Hl. Katharina von Siena (1347-1380), Dominikanertertiarin, Kirchenlehrerin, Mitpatronin Europas

„Bittet, dann wird euch gegeben“

Deine Wahrheit hat gesagt, wir sollen rufen und es werde uns geantwortet, sollen klopfen, und es werde uns aufgetan, bitten und es werde uns gegeben (Lk 11,9). O ewiger Vater, deine Knechte erflehen Barmherzigkeit von dir, antworte ihnen. Ich weiß ja, sie eignet dir, und du kannst nicht anders als sie dem gewähren, der dich darum anfleht. Sie klopfen an die Türe deiner Wahrheit; denn in ihr, deinem eingeborenen Sohn, erkennen sie die unsägliche Liebe, mit der du den Menschen liebst, daher pochen sie an die Tür. Und das Feuer deiner Liebe wird nicht zulassen, dass du dem nicht auftust, der beharrlich anklopft.

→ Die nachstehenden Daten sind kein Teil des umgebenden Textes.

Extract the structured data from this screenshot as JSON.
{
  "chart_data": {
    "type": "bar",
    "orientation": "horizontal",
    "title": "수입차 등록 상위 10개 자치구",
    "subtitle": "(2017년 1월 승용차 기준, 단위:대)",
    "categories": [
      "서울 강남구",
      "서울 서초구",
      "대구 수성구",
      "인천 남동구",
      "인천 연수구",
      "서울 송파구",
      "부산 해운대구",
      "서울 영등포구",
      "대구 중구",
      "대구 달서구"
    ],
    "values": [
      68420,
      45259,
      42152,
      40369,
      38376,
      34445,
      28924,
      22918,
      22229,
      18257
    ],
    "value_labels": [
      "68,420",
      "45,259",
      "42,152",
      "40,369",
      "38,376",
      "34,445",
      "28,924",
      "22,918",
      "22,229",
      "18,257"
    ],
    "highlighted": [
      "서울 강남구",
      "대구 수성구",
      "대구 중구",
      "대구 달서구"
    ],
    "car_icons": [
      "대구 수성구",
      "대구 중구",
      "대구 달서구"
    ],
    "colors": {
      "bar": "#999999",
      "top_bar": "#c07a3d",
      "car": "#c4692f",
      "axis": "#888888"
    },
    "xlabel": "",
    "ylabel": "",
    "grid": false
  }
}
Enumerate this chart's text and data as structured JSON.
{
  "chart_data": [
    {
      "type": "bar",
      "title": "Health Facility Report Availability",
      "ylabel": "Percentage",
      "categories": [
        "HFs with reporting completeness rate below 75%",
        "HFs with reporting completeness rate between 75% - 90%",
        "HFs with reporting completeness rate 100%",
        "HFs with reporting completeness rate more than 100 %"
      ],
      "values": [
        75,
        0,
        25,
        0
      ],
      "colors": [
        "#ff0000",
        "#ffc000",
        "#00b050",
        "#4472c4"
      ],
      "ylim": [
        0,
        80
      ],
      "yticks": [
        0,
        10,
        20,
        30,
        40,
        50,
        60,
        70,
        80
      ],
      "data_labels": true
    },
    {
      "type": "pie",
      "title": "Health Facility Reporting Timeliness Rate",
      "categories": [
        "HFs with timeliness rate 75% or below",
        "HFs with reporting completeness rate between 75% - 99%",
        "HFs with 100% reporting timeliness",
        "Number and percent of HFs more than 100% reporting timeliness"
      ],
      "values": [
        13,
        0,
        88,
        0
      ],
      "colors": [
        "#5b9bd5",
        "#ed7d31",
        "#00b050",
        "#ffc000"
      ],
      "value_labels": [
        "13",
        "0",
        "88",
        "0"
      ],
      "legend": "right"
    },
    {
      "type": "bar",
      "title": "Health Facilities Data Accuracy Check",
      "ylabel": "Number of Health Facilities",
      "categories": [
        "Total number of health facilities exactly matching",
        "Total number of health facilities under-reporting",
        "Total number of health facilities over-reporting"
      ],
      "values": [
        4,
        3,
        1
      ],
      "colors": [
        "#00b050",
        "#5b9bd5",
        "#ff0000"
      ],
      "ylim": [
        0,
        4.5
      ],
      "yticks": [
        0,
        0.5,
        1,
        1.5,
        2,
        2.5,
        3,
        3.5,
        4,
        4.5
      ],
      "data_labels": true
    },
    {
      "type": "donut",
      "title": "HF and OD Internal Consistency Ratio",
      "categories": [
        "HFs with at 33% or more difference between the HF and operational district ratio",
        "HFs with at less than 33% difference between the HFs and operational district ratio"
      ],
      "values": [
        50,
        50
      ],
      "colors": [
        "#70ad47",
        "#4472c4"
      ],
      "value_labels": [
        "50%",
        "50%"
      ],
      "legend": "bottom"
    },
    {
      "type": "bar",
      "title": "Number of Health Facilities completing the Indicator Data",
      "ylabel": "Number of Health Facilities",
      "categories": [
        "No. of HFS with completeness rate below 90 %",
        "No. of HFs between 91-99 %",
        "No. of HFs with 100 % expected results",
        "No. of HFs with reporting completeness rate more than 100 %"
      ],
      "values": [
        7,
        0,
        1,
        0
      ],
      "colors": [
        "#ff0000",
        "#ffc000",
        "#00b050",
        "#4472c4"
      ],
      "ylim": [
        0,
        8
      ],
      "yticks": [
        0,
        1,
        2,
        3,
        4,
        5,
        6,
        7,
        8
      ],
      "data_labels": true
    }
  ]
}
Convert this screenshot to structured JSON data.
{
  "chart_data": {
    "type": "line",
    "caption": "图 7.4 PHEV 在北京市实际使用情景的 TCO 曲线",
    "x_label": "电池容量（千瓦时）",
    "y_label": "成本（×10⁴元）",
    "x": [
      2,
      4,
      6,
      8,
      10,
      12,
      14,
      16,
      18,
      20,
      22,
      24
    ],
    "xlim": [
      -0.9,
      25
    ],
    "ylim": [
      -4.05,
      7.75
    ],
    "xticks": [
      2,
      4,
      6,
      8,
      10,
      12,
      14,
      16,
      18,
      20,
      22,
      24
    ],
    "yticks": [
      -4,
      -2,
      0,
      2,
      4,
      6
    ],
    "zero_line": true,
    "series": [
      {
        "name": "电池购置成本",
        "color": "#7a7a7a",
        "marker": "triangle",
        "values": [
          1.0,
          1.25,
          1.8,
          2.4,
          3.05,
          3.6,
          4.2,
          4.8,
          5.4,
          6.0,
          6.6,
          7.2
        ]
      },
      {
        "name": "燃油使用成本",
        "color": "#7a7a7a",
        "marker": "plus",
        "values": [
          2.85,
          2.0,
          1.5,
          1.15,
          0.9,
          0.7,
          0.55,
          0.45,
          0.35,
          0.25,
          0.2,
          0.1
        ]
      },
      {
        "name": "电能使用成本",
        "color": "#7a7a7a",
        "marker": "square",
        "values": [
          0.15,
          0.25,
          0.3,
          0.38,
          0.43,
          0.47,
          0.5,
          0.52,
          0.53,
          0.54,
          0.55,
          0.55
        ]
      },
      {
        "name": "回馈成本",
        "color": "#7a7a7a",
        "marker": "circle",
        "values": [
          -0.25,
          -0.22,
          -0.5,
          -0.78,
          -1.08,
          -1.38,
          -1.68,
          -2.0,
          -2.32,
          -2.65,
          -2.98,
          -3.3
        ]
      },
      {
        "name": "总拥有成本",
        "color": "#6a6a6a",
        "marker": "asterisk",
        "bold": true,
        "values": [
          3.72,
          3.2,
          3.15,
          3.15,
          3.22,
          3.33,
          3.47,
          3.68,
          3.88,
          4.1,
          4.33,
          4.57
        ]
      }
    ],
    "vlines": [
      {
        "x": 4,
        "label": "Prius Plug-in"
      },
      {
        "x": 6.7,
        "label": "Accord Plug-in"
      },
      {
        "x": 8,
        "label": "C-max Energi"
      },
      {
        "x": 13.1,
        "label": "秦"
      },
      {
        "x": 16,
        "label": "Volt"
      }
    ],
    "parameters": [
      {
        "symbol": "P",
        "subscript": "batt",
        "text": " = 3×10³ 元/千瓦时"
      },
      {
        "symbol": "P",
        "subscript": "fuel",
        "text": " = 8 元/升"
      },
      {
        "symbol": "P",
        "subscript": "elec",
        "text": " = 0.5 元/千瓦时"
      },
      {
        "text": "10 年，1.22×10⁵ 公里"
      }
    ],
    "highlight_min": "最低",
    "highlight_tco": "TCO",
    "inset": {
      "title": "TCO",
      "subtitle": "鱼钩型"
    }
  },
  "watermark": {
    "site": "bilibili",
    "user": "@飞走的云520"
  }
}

Öffne also, entriegle und brich auf die verhärteten Herzen deiner Geschöpfe, nicht ihretwegen, die nicht anklopfen, sondern tue es um deiner unendlichen Güte willen und aus Liebe zu deinen Knechten, die es an ihrer Statt tun [...] Ewiger Vater, tu auf die Tür deiner unermesslichen Liebe, die uns die Tür des Wortes gegeben hat. Ja, ich weiß, du öffnest uns noch, bevor wir anklopfen. Denn in der Liebe, die du deinen Knechten gegeben hast, pochen sie und rufen zu dir im Verlangen nach deiner Ehre und dem Heil der Seelen. Gib ihnen also das Brot des Lebens, die Frucht des Blutes deines eingeborenen Sohnes.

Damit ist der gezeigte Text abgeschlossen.